UPDATE 2-Brazil economy creates record number of formal jobs in January

Reuters · 03/16/2021 15:22
UPDATE 2-Brazil economy creates record number of formal jobs in January

Adds economy minister comments, detail on job protection program

By Jamie McGeever

- Brazil's economy created more than a quarter of a million formal jobs in January, official figures showed on Tuesday, the strongest growth for that month since comparable records began in 1992.

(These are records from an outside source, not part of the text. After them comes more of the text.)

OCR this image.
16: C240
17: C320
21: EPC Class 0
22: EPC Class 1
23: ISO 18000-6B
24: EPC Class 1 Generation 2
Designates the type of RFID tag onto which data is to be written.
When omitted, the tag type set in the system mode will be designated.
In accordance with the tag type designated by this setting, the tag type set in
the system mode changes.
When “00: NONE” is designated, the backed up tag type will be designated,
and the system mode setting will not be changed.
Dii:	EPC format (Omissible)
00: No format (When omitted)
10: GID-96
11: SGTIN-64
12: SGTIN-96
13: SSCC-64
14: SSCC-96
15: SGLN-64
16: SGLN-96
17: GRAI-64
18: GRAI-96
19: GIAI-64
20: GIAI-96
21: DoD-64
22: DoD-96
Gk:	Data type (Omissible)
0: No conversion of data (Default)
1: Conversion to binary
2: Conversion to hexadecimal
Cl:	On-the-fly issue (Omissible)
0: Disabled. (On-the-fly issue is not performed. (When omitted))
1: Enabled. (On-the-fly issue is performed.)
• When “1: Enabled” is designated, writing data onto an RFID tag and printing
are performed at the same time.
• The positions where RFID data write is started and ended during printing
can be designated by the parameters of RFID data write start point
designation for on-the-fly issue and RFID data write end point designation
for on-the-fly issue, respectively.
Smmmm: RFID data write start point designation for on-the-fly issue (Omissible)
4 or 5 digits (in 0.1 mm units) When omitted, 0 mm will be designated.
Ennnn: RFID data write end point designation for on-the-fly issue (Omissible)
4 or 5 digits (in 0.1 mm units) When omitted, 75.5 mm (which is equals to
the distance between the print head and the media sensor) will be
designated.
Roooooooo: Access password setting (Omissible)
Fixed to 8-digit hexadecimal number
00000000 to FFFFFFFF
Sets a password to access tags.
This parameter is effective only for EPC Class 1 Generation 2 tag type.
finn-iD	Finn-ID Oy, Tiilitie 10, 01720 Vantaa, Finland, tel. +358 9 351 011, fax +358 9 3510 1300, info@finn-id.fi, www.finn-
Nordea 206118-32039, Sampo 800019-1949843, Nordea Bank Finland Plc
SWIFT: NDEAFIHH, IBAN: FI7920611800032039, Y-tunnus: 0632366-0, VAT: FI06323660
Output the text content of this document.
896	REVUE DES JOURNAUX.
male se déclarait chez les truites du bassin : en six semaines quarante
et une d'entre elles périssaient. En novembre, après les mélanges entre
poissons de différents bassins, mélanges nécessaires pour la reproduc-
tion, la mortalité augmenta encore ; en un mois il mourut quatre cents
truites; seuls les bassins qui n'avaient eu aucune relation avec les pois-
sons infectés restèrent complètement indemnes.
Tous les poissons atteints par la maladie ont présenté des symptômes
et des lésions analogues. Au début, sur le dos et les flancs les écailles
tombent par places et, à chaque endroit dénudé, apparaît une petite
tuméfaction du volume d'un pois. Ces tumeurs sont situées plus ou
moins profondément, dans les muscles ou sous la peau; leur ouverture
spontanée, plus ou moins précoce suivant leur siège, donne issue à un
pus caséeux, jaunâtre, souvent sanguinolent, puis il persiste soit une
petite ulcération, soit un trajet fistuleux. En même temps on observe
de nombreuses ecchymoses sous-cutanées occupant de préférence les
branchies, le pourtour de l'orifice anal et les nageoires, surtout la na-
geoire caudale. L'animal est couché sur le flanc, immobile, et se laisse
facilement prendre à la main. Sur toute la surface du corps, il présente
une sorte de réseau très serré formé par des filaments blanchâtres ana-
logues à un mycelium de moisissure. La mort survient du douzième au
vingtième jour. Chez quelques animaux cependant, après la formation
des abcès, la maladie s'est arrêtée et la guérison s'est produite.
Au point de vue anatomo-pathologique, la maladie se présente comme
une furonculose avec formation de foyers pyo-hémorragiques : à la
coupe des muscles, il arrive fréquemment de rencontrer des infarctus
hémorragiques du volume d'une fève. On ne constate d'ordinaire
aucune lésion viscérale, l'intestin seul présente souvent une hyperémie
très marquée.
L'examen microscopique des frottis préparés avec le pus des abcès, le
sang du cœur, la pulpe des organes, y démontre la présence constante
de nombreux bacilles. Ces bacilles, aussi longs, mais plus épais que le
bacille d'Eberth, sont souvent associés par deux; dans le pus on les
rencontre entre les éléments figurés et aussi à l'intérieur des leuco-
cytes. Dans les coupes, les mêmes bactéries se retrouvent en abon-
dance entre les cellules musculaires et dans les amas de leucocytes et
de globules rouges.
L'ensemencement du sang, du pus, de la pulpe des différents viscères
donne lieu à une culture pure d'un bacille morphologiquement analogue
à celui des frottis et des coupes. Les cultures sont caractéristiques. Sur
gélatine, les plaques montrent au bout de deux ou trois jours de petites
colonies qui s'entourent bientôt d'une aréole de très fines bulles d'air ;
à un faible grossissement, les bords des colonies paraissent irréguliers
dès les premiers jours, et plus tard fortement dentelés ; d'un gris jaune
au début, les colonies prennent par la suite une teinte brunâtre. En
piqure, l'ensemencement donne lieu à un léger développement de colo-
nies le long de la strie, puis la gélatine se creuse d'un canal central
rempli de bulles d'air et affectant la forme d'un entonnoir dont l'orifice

The robust figures came after data on Monday showed activity in Latin America's largest economy was also much stronger in January than economists had expected, indicating a solid start to the year. nL1N2LD0VS

"This really is historic, and shows that the economy is once again taking off," Economy Minister Paulo Guedes said in a virtual press conference, adding that February's tax revenue figures due in the coming days might also be at record levels.

A net 260,353 formal jobs were created in January, the Economy Ministry said, more than double the 122,000 increase forecast in a Reuters poll of economists, led by industry and services.

The data, however, is for a period before the second wave of the COVID-19 pandemic became far more deadly. Since January, tens of thousands of Brazilians have died and several states have gone back into near total lockdown.

Work and Pensions Secretary Bruno Bianco said at the same press conference that President Jair Bolsonaro would soon sign an executive decree extending a job and income protection scheme launched last year at the onset of the pandemic.

Guedes said the program, which expired on Dec. 31, saved 11 million jobs last year.

A net 90,431 industry jobs were created in January, almost all in manufacturing, while a net 83,686 jobs were created in the services sector, the ministry said. In construction 43,498 jobs were created in the month.

The figures on Tuesday showed 1.53 million jobs were created in January overall and 1.27 million were cut. Average salaries rose for a second month, up 1.2% to 1,760 reais a month from 1,740 reais in December, the ministry said.